Astrophysicist Blakesley Burkhart of Rutgers University eplains the significance of this discovery “This is the first-ever molecular cloud discovered by looking for far-ultraviolet emission of molecular hydrogen directly. The data showed glowing hydrogen molecules detected via fluorescence in the far-ultraviolet. This cloud is literally glowing in the dark.”
The Eos molecular cloud, one of the most impressive discoveries
If you are just stargazing from Earth (even with a telescope) it can be easy to assume that the space between stars is totally empty, but that is not true. There is a lot of sparse material drifting between them and filling up the gaps, except that it is mostly gas and dust which makes it hard to detect unless it gathers into denser clouds like nebulae. But even then it can be invisible to the eye, as nebulae do not emit much light, and what little glow it gives off usually gets drowned out by the much brighter stars nearby.
To track these clouds, astronomers search for carbon monoxide, which allows them to find most of them, but some clouds do not have enough carbon monoxide to show up, which prompted scientists to look for an alternative way to track them. The idea was simple, using ultraviolet light, which luckily, the space telescope from South Korea’s STSat-1 is able to capture.

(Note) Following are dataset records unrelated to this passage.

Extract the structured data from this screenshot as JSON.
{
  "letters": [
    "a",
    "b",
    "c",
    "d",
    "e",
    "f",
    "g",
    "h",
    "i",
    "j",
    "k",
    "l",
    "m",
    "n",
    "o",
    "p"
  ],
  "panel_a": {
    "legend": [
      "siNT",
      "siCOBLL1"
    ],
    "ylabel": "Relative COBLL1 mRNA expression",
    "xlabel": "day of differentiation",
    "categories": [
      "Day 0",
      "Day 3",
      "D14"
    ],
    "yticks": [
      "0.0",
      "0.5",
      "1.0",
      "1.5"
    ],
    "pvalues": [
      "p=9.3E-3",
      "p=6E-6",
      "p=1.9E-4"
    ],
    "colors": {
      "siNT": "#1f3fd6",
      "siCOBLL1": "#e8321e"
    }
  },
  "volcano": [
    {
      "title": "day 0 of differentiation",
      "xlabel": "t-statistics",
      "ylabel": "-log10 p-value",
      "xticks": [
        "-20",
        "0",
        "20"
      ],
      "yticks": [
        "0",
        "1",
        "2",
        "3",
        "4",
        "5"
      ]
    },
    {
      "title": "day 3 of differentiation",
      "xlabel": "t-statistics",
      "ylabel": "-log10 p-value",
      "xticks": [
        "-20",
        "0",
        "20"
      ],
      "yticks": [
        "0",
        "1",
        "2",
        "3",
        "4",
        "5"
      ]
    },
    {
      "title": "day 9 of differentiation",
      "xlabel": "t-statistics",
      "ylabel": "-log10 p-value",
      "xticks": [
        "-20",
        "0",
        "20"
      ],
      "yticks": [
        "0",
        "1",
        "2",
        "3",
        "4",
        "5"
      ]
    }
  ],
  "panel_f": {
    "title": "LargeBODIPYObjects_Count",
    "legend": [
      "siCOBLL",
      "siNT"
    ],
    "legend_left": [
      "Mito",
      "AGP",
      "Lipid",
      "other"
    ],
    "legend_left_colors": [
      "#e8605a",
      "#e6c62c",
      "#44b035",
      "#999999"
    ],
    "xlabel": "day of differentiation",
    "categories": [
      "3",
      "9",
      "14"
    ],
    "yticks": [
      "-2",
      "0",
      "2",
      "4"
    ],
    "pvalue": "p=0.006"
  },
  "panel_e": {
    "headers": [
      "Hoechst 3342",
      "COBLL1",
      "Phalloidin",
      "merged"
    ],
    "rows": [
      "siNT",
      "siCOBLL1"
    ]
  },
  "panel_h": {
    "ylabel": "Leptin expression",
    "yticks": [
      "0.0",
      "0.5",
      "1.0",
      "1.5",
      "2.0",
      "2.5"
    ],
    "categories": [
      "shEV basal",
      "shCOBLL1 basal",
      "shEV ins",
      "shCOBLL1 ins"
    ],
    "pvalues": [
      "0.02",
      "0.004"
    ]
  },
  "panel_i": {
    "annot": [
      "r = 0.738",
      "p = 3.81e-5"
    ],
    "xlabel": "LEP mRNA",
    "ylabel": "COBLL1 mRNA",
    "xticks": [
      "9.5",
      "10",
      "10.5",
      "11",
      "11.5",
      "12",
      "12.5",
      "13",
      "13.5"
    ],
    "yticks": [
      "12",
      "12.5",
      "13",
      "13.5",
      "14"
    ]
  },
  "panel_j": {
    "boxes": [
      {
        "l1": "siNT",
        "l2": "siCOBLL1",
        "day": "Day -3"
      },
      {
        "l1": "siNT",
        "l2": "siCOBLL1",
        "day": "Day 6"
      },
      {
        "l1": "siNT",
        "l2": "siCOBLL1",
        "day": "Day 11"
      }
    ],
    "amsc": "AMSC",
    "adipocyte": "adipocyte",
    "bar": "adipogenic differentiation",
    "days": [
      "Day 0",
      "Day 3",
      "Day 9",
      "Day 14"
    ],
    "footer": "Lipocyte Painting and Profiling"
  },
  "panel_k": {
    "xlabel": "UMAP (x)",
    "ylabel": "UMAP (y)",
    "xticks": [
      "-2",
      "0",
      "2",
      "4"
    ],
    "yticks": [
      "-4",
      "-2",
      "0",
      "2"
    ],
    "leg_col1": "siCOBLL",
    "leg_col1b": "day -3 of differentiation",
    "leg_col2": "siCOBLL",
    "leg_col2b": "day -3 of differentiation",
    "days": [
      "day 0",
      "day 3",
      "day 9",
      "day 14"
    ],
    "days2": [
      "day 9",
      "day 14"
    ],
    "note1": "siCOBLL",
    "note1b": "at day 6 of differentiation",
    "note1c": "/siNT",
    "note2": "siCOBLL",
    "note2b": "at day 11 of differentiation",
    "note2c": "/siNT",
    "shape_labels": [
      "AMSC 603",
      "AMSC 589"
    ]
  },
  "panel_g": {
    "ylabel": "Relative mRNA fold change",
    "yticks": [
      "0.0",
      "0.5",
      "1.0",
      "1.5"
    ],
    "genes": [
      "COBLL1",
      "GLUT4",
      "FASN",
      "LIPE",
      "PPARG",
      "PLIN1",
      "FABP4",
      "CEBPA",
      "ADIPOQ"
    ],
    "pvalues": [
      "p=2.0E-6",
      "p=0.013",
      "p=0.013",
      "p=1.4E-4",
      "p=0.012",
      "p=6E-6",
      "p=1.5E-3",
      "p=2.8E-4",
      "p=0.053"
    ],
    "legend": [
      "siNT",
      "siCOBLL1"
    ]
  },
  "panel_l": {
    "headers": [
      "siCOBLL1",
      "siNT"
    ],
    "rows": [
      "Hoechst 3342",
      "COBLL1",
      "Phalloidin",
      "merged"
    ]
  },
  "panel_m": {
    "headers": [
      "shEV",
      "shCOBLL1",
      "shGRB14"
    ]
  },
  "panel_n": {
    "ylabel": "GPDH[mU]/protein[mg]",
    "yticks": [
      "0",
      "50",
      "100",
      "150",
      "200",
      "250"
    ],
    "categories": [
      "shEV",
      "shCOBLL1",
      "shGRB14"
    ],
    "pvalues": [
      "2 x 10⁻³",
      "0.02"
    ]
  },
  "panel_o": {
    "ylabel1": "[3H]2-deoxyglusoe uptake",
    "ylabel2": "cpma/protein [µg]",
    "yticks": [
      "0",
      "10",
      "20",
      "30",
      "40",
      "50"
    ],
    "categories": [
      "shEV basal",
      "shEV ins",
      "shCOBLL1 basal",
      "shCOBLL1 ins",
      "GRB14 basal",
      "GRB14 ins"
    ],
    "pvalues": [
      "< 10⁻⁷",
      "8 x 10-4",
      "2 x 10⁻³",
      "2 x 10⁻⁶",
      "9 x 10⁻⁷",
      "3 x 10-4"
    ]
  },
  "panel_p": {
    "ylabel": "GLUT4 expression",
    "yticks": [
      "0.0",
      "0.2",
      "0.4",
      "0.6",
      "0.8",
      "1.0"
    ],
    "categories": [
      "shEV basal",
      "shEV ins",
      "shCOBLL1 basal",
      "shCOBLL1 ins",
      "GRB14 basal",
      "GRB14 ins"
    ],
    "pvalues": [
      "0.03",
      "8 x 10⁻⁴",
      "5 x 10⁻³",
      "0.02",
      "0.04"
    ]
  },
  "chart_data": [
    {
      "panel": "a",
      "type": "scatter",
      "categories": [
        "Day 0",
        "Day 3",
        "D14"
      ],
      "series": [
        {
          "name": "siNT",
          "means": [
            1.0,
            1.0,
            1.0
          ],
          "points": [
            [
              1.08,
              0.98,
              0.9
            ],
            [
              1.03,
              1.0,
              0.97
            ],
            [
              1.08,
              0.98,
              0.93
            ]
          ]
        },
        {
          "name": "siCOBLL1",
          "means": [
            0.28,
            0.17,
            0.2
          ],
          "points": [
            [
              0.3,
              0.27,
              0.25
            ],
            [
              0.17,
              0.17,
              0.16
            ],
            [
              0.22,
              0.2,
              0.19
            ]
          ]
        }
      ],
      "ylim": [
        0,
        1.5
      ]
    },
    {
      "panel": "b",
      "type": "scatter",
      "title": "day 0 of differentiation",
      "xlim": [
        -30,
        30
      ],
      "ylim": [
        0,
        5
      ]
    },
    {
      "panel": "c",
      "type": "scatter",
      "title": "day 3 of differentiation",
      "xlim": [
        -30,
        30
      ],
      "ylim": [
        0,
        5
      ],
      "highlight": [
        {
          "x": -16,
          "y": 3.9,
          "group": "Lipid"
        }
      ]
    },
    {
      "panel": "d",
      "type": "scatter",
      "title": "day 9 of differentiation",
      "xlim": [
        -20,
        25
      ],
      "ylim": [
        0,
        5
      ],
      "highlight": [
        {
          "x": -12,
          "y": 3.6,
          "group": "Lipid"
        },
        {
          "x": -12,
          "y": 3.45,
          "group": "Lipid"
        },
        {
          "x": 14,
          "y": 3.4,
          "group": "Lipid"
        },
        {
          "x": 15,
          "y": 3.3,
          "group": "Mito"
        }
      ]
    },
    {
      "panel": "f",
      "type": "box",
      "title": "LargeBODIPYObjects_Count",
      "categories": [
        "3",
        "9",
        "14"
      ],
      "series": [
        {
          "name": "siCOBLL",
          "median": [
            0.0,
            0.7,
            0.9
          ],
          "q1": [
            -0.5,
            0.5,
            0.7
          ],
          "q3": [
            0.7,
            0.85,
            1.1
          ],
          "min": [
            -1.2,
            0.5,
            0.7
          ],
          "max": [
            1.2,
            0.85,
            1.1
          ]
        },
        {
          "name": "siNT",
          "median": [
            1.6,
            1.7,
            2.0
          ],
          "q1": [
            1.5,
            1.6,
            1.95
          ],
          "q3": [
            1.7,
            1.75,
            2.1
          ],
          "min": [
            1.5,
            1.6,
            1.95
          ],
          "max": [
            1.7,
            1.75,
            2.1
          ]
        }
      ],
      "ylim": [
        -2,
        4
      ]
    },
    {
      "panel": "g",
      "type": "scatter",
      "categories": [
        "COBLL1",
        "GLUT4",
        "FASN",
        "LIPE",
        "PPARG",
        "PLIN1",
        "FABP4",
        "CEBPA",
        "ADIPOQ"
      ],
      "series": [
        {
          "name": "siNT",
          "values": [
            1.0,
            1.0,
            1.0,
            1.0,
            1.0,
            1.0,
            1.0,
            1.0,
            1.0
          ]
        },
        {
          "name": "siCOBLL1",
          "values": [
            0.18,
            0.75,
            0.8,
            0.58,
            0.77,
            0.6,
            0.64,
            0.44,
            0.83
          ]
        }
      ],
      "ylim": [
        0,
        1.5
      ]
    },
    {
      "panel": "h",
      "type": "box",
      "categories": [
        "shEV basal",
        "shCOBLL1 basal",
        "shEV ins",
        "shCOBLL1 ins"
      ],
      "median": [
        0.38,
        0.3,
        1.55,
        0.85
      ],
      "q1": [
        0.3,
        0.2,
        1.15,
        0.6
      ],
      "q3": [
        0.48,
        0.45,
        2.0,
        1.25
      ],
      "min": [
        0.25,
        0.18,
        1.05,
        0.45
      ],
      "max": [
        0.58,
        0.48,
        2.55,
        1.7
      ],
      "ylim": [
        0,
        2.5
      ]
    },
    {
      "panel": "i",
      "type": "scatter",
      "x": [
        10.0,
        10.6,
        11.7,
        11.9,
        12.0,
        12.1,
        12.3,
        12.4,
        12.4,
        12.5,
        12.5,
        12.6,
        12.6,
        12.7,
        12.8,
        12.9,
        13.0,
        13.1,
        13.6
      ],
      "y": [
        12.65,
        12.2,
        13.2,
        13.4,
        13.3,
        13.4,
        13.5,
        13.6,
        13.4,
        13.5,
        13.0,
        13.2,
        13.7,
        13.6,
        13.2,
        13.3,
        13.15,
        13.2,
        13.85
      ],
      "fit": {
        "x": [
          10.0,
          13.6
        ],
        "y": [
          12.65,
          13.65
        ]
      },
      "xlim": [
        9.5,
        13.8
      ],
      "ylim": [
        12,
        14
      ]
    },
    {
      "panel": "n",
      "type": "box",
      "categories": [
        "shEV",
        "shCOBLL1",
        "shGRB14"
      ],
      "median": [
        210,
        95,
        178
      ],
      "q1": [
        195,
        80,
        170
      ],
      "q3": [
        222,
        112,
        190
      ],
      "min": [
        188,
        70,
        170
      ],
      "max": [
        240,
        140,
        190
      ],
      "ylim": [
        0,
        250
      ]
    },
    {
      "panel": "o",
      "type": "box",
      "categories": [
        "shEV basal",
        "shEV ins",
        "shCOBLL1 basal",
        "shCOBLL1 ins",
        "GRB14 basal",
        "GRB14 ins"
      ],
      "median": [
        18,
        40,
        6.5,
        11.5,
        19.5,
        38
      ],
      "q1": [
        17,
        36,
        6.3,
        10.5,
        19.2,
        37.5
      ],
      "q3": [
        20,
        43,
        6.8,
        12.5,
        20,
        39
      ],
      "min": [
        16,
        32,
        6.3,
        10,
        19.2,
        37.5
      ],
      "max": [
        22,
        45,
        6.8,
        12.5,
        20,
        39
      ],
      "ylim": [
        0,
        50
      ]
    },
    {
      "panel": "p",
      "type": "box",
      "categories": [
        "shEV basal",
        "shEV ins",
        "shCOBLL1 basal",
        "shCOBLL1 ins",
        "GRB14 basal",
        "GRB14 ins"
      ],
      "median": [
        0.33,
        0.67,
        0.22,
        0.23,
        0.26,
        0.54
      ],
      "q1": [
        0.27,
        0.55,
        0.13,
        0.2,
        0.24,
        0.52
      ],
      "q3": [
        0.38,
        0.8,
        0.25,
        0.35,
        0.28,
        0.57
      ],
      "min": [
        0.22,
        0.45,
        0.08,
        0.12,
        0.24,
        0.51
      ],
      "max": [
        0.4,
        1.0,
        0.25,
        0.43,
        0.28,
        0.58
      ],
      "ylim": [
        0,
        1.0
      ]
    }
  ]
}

Since hydrogen makes up the vast majority of visible matter in the Universe, and it glows faintly in the far-ultraviolet when hit with UV light from nearby stars, focusing on the glow would help them find the clouds. And it provided just enough data to find Eos and allow them to map it out. Eos spans about 80 to 85 light-years and holds roughly 2,000 times the mass of our Sun in molecular hydrogen. If our eyes could actually see in the far-ultraviolet, Eos would take up a patch of sky 40 times wider than the full Moon.
The thing with these clouds is that they tend towards disintegration, as the hydrogen is slowly broken apart by surrounding starlight in a process called photodissociation. In about 5.7 million years, the whole cloud will be gone, which should give scientists enough time to research it.
Burkhart continues “When we look through our telescopes, we catch whole solar systems in the act of forming, but we don’t know in detail how that happens. Our discovery of Eos is exciting because we can now directly measure how molecular clouds are forming and dissociating, and how a galaxy begins to transform interstellar gas and dust into stars and planets.”
This discovery is key because it is not just about the Eos cloud, it has opened up a whole new way of hunting for molecular hydrogen throughout the Milky Way, and since this method does not rely on detecting carbon monoxide, it could reveal many more hidden clouds that have escaped notice until now.
Cosmologist Thavisha Dharmawardena from New York University adds, “The use of the far-ultraviolet fluorescence emission technique could rewrite our understanding of the interstellar medium, uncovering hidden clouds across the galaxy and even out to the furthest detectable limits of cosmic dawn.”